Miriam Sjoblom: Switching gears a little bit, another important part of your investment process is kind of getting a big-picture view of the economy and where it's headed. And in your latest commentary that came out this summer, you said your outlook was to be short-term bullish and long-term scared, which is a reversal of what your mantra has been in the past. Can you explain that a little bit?
John Calamos: Sure. We do think the equity market's valuations are still very compelling in here. That's the short-term bullish. Valuations are attractive in here. We think we're coming back. It looks like the economy is getting better.
We're long-term scared. When we look at inflation out there, we're not convinced, or we don't want to make the bet--maybe that's the way to put it--that the Fed will just be able to maneuver this so exactly right that the markets will not be severely impacted by inflation.
So the short-term bullish is valuations are very compelling in here. We're seeing good valuations. We see growth stocks being undervalued even though they perform very well in here. High-yield has done very well. Convertibles have done very well. International securities have done well. So we see that. That's our short-term bullish.

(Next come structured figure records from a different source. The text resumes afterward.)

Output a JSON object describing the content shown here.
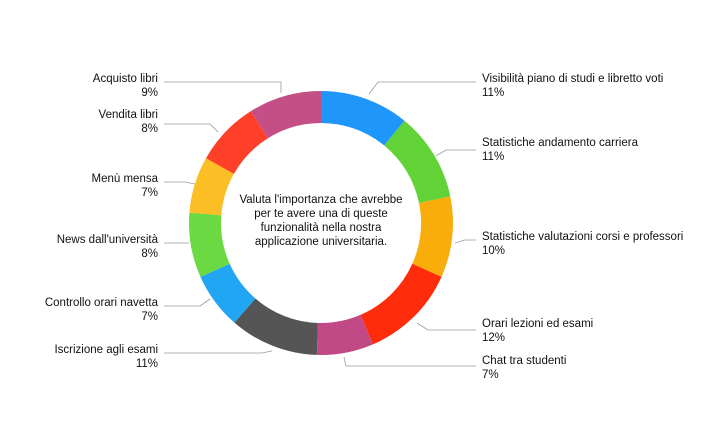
{
  "chart_data": {
    "type": "pie",
    "variant": "donut",
    "center_text": "Valuta l'importanza che avrebbe per te avere una di queste funzionalità nella nostra applicazione universitaria.",
    "legend": "none (callout labels)",
    "grid": false,
    "slices": [
      {
        "label": "Visibilità piano di studi e libretto voti",
        "value": 11,
        "display": "11%",
        "color": "#1E96FA"
      },
      {
        "label": "Statistiche andamento carriera",
        "value": 11,
        "display": "11%",
        "color": "#61D337"
      },
      {
        "label": "Statistiche valutazioni corsi e professori",
        "value": 10,
        "display": "10%",
        "color": "#F8AD0A"
      },
      {
        "label": "Orari lezioni ed esami",
        "value": 12,
        "display": "12%",
        "color": "#FF2C0C"
      },
      {
        "label": "Chat tra studenti",
        "value": 7,
        "display": "7%",
        "color": "#C14A86"
      },
      {
        "label": "Iscrizione agli esami",
        "value": 11,
        "display": "11%",
        "color": "#555555"
      },
      {
        "label": "Controllo orari navetta",
        "value": 7,
        "display": "7%",
        "color": "#21A6F4"
      },
      {
        "label": "News dall'università",
        "value": 8,
        "display": "8%",
        "color": "#6BD942"
      },
      {
        "label": "Menù mensa",
        "value": 7,
        "display": "7%",
        "color": "#FBBE24"
      },
      {
        "label": "Vendita libri",
        "value": 8,
        "display": "8%",
        "color": "#FF4028"
      },
      {
        "label": "Acquisto libri",
        "value": 9,
        "display": "9%",
        "color": "#C34F86"
      }
    ]
  }
}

Long-term scared, this inflation spectrum can severely impact sector allocations, can severely impact bond values in here, and it's going to be very difficult to time that. And so that's where we're concerned.
Sjoblom: OK. What are the implications of your outlook for how you're positioning the funds? But also, what are the implications for investors out there?

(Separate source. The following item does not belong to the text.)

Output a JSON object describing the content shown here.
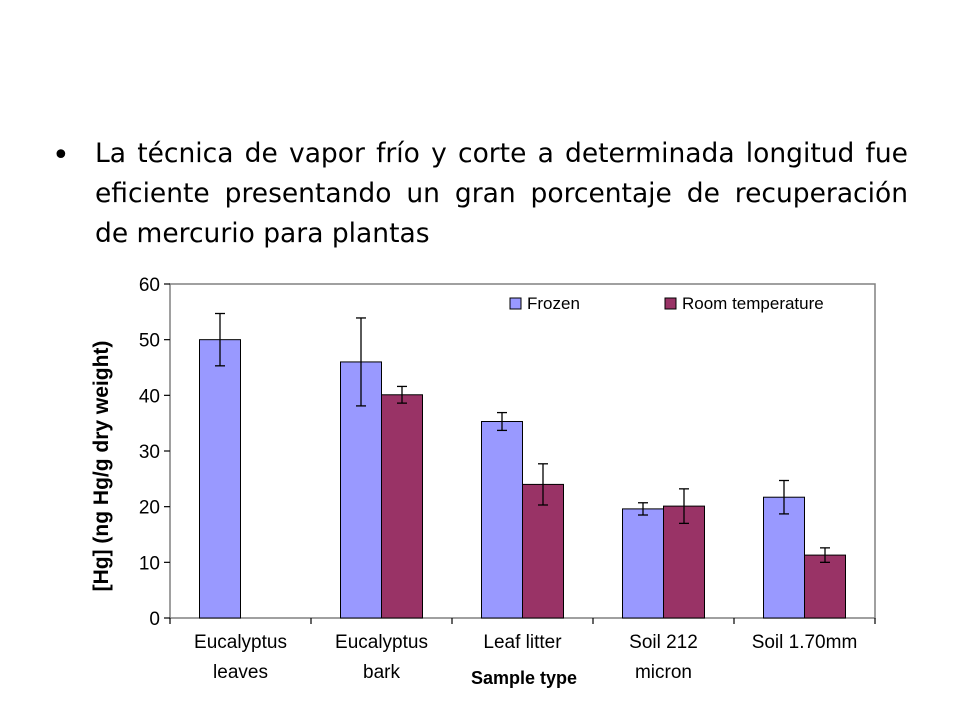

Calamos: Well, I think investors need to be aware of that. It has a lot to do with their asset allocation, stocks versus bonds and those type of things. High inflation could be signaling a weaker dollar, [so] maybe [consider] going more global, looking for companies that are more global. We tend to do that in our growth fund, for example. In fact, many of the companies have 40%, 50% of their revenues from outside the United States. We think that's a positive.

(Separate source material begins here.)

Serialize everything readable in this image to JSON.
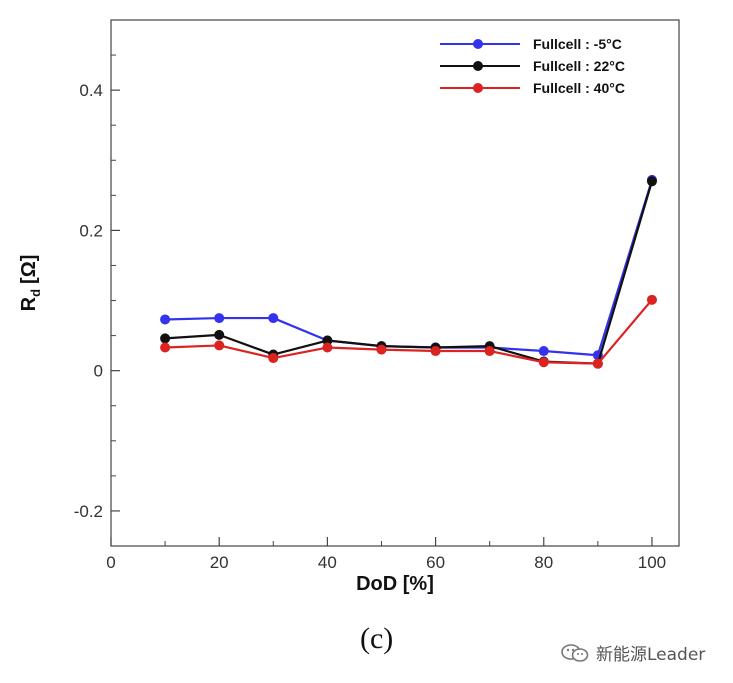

Valuations are still very compelling there, even though the fund has done very well this year. So those are the implications. And the way we position the portfolio to help us in these areas, we have an overweight to energy and materials, more commodity-related than we've ever been in the past, to really maybe offset, take advantage of that. Any time there's a problem, there's also an opportunity. It's recognizing the problem and taking advantage of the opportunities.